Зрители обернулись на меня, захлопали в ладоши и тоже закричали «браво» и «бис». Девчонка метнула на меня взгляд, что-то сказала аккомпаниатору — седоголовому мужчине в мешковатом костюме. Мужчина положил руки на клавиши, и в зале вновь зазвучало: «Расскажите вы ей, цветы мои…»
В антракте я подошел к Капе и с видом знатока сказал:
— Голос у вас — как у настоящей певицы.
Был я без передних зубов, с повязкой на скуле. Стеснялся открывать рот во всю ширь и поэтому говорил невнятно, слегка шепелявил.
— Что? — переспросила Капа.
Я сделал вид, что чешется нос, и повторил, заслонив рукой рот:
— Голос у вас — как у настоящей певицы!
Капа потупилась. И без того румяные щеки заполыхали еще больше. Показалось: тронь их спичкой, и спичка вспыхнет. Я понял — комплимент понравился. Это воодушевило меня, и я стал выпускать их обоймами. Совсем осмелев, спросил, по-прежнему прикрывая рукой рот:
— Адресок дадите?
— Зачем?
— Письмо хочу вам написать.
— У меня жених есть, — на всякий случай предупредила Капа.

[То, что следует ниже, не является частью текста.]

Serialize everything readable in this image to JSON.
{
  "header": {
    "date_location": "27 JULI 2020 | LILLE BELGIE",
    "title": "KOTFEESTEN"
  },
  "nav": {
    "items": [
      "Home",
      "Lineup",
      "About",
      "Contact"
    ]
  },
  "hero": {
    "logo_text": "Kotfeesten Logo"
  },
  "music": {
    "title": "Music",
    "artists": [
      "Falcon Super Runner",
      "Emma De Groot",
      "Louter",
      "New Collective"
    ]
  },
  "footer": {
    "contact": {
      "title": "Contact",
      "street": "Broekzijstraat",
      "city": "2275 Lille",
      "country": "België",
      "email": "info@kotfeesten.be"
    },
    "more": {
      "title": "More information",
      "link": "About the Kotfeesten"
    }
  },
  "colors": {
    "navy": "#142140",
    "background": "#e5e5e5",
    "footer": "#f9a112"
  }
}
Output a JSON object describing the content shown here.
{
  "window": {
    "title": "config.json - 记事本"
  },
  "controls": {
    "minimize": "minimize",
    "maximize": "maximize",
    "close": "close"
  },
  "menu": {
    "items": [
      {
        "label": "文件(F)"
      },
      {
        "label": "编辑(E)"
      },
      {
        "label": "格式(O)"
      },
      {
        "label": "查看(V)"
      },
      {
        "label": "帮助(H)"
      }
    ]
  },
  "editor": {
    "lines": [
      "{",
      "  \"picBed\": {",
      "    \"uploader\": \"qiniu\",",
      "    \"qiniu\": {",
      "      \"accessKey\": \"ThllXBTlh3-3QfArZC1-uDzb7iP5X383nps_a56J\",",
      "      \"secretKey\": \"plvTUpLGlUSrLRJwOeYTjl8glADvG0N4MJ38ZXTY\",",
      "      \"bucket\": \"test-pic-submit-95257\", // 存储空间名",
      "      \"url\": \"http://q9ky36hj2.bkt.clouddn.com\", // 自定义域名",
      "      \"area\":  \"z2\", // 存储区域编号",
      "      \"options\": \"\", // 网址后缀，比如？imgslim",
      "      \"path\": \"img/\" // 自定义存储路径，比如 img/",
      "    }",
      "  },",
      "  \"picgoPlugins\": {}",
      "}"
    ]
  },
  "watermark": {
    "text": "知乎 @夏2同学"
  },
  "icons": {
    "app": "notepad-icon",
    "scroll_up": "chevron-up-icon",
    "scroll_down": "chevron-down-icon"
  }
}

Мой интерес к ней поостыл, я подумал, что Лешка Ячко просто трепался, когда утверждал, что парни сейчас — на вес золота. Но отступать было поздно, и я сказал:
— Все равно написать хочется.
Капа покрутила на кофте пуговку:
— Записывайте!
Я порылся в карманах — ни карандаша, ни бумаги.
— Запомню. Память у меня отличная!
Капа улыбнулась и, сильно окая, проговорила:
— Горьковская область, Больше-Мурашкинский район, деревня Подлесная, Капитолине Ретининой.
— А по отчеству вас как?
— Ивановна.
— Значит, Капитолина Ивановна Ретинина?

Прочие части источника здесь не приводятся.